One could argue that this part of the speech was eminently “realist” too — the strong do what they can, while the weak suffer what they must. And despite his reminder that “evil exists,” Obama acknowledged the possibility that fear of change and other sources of insecurity can lead to extreme actions, and that no one is immune to that temptation. “For we are fallible,” he said, “We make mistakes, and fall victim to the temptation of pride and power, and sometimes evil.”

That passage was perhaps the most genuinely “realist” element in the speech. Like most liberals, Americans are prone to demonizing their supposedly “evil” adversaries and find it hard to admit that sometimes our own behavior isn’t so very different. It’s not just that other states have a “reflexive suspicion of America, the world’s sole military superpower,” as Obama put it, the real problem is that some of that suspicion is warranted.   Realists understand the moral distinctions can and should be drawn, but they also recognize that much harm is done not with openly evil intent, but rather through a combination of fear, stupidity, sloth, greed and narrow-mindedness. Insecurity is hardwired into the anarchic international system, and with that insecurity comes suspicion, competition, and the omnipresent possibility that smart and well-intentioned people will still make big mistakes. When great power is involved, even seemingly small acts of corruption or malfeasance can have horrific consequences.

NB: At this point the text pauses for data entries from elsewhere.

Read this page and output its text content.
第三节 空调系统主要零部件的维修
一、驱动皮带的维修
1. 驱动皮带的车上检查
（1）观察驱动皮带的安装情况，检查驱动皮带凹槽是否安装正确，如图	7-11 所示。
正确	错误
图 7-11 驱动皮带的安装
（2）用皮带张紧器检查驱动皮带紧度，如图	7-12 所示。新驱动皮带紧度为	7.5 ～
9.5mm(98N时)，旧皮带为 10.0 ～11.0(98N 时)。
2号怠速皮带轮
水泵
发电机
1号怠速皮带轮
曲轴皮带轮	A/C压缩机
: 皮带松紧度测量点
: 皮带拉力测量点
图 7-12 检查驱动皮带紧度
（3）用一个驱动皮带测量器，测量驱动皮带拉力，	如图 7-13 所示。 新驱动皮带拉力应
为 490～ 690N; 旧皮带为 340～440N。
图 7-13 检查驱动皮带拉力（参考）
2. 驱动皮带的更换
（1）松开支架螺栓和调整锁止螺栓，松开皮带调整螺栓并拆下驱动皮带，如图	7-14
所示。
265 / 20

In the end, that is why I still think we should pay less attention to what he said and focus on what he and his advisors do. In his first year in office, President Obama has made two critical decisions involving matters of war, peace and justice. The first is his decision to abandon the admirable principles he set forth in his Cairo speech in June, to tacitly accept the continued expansion of Israel’s West Bank settlements, and to collude in a well-orchestrated assault on the Goldstone Report on war crimes in Gaza.  The result will be to perpetuate precisely the sort of injustice that gives rise to very violence he deplored in his speech. The second is his decision to escalate the war in Afghanistan — sending 17,000 troops last spring and 30,000 more last month — despite the continued absence of a compelling rationale or coherent strategy for success.

From Day One, Obama has shown that he is a thoughtful and intelligent leader who takes his responsibilities seriously and weighs decisions carefully. But in the end, what matters is not how long or hard he thinks or how well he talks. What matters is whether he makes the right decisions. And by that criterion, he’s 0 for 2.